Plenty of my posts, vidoes, and mentoring have been about asynchronous communication and how important it is for building large scale and complex business systems. However, since joining Google a year ago I have seen the scale and reliability that they have achieve in synchronous RPC based systems design, so I thought it would be valuable to talk about that too.
Synchronous RPC is a powerful tool that can be used to build large scale systems. Google is a great example of that. However, it is important to understand the challenges involved in building such systems and what it takes to overcome them.
One of the biggest challenges is redundancy. In a large scale system, there is always the possibility of a failure. This could be a hardware failure, a software failure, or a network failure. To ensure that your system remains available, you need to implement redundancy. This typically involves having multiple servers for each service, and using a load balancer to distribute traffic across multiple servers. The more reliable you want to be, the more servers you need, both hosting the business services, and also the technical services like the load balancers, the databases, the identity systems. Managing a large deployment like this is complicated.
Having many redundant services on different services presents another problem for the system. Service location is another important consideration. Each of our services need to be able to find the other services that it depends on. This can be done using a service registry. A service registry is a central repository that maintains a list of all the services in the system. The service registry needs to have a up to date information about all the services that are available (running and healthy) in the overall system, and needs to be able to provide information about them on demand.
Another challenge is automation. In a these large scale systems, with all the servers and services that need to be deployed, there is a lot of manual work that needs to be done. This could include tasks such as provisioning servers, deploying applications, and monitoring performance. To reduce the amount of manual work to a level that is achievable by a reasonable size team of people, you need to automate as much of the process as possible. At really big scale it means more than just scripting, it means having real tooling for automation of running deployments, monitoring the progress, handling rollbacks etc.
Monitoring and observability
Monitoring and observability are essential for ensuring that your system is healthy and running smoothly. Monitoring involves collecting data about the system, such as CPU usage, memory usage, and network traffic. Observability involves using this data to understand how the system is behaving. Monitoring your services and servers is required in order to keep your service registry up to date. It’s also important to understand whether your overall system is actually operating.
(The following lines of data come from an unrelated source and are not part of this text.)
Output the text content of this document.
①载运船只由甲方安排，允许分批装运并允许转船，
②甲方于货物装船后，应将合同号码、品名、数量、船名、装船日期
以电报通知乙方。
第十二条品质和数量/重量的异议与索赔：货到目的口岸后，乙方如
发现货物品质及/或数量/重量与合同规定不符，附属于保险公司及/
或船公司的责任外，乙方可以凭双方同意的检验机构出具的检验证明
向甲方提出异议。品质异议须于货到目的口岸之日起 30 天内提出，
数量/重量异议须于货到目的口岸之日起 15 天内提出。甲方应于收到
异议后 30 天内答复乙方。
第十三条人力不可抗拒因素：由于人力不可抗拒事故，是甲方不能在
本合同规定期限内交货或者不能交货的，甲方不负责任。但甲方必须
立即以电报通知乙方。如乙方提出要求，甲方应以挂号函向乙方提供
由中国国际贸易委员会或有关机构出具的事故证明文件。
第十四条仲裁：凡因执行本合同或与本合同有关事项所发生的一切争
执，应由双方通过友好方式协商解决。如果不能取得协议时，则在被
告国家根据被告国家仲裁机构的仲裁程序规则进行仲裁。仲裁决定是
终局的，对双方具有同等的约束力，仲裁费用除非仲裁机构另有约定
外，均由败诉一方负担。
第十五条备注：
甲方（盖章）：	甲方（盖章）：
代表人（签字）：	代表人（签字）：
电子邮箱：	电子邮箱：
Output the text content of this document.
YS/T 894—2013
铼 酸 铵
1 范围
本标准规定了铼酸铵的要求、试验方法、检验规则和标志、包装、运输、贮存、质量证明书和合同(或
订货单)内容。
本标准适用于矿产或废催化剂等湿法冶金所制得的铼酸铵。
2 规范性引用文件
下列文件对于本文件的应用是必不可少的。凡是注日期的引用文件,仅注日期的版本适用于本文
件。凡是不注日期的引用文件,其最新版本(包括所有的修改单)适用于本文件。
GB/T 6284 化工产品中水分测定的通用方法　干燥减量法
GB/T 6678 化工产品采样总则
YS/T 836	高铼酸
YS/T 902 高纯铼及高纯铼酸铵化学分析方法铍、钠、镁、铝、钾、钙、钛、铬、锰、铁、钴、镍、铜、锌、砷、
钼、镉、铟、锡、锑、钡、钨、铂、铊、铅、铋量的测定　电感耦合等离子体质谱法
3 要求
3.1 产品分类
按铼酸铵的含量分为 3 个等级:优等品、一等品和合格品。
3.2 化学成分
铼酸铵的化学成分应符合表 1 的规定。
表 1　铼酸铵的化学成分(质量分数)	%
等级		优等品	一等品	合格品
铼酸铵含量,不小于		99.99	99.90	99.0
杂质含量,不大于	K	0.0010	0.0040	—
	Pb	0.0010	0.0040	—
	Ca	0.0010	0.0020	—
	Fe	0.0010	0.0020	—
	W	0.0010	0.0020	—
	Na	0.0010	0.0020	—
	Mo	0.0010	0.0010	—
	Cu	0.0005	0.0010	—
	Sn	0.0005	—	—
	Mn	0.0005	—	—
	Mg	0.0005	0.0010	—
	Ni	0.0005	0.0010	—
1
You need to understand what components are essential for functionality, and whether you have enough of each component reachable in order to provide it. Monitoring should feedback into the automation. Being able to automatically restart a services, or a server can help systems recover from problems. Being able to react to high utilization of servers and turn on new servers and start-up new instances can help you react to high demand.
Building large scale systems with synchronous RPC can be challenging, but it is possible. Infact, some of the biggest systems we use daily are using these techniques successfully. However, it’s not without complexity and needs a lot of investment in supporting technology to make it work.